Florida confirms 2 more locally acquired chikungunya cases
Two Palm Beach County, Fla., residents have acquired chikungunya locally, bringing the nation's total number of locally acquired cases to six, the Palm Beach Post reported yesterday.
State and county health officials said that a 43-year-old man and 35-year-old woman contracted the painful mosquito-borne disease without traveling to outbreak areas.
Their cases bring the county's total of locally acquired chikungunya cases to four and the US total to six. The other two cases were also in Florida: one each in St. Lucie and Miami-Dade counties.

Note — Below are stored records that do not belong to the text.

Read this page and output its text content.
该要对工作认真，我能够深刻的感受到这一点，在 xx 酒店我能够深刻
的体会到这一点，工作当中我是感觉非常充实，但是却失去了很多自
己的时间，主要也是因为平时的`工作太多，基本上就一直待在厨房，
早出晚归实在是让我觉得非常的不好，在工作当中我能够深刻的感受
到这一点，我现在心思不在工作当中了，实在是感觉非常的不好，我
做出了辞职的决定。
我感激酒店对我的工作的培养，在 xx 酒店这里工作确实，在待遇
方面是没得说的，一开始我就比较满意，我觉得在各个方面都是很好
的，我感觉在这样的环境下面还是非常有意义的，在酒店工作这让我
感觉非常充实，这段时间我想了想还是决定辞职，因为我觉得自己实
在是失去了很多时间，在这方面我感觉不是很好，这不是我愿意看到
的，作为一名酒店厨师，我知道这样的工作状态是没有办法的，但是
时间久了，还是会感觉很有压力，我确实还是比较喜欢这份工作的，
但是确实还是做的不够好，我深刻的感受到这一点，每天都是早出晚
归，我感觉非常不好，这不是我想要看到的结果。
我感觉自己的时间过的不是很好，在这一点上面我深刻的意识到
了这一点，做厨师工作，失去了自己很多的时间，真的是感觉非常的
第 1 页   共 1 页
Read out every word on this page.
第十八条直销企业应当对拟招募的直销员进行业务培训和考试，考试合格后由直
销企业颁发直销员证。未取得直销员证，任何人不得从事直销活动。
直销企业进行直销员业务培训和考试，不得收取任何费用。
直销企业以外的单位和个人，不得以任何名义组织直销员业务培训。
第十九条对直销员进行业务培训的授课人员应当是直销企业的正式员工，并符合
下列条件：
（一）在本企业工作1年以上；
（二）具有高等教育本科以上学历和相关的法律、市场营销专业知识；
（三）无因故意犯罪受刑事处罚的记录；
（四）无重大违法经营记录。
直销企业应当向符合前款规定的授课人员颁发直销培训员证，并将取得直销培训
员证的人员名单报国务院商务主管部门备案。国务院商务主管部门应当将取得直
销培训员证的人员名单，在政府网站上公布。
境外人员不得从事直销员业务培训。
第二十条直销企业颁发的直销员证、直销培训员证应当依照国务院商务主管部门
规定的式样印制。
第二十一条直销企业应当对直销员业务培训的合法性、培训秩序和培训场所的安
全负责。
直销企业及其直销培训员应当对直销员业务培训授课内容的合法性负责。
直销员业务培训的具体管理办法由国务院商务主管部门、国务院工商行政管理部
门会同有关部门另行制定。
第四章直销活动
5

So far this year the Centers for Disease Control and Prevention has confirmed 640 US chikungunya cases, of which 636 have been travel-related. A chikungunya outbreak in the Caribbean and surrounding areas has reached almost 600,000 cases.
Aug 21 Palm Beach Post story
Aug 20 CIDRAP News item "US tally of travel-related chikungunya cases reaches 636"
Vietnam reports third H5N6 outbreak in birds
Vietnamese officials have confirmed a third outbreak of H5N6 avian flu in poultry this year. The strain killed 498 pheasants in village flocks, and the remaining 60 were culled to prevent disease spread, according to a report filed today with the World Organization of Animal Health (OIE).
The village is located in Lao Cai province in northern Vietnam. The previous outbreaks, affecting flocks of 80 and 1,900 poultry, as reported to the OIE last week, occurred in separate provinces in northern and central parts of the country. Those outbreaks happened in April and June; the report called the virus a new strain.
The current outbreak began on Aug 11. Samples from the affected birds were confirmed as highly pathogenic H5N6 by an advanced clinical laboratory, the report said.
Samples taken from nearby flocks tested negative.
Aug 22 OIE report
Aug 13 CIDRAP News scan on previous outbreaks
NIH awards $14.5 million for anthrax research
The National Institutes of Health (NIH) has awarded the Oklahoma Medical Research Foundation (OMRF) a 5-year, $14.5 million grant to continue its research on the effect on humans of Bacillus anthracis, the bacterium that causes anthrax, the OMRF said in a news release.
The grant comes from the NIH's Cooperative Centers for Human Immunology program, which aims to identify new vaccines and drug targets.
The grant covers projects that will study the regions of B anthracis that cause inflammation, human pathology of the disease, administration of the anthrax vaccine in US military personnel, infection-related inflammation, movement of anthrax spores from the lungs to the rest of the body, and peptides made by human immune cells that neutralize B anthracis.
"Historically, researchers have focused on the anthrax bacteria themselves," said OMRF President Stephen Prescott, MD. "OMRF scientists decided, instead, to study how the human immune system forms—or fails to form—immune responses to those bacteria.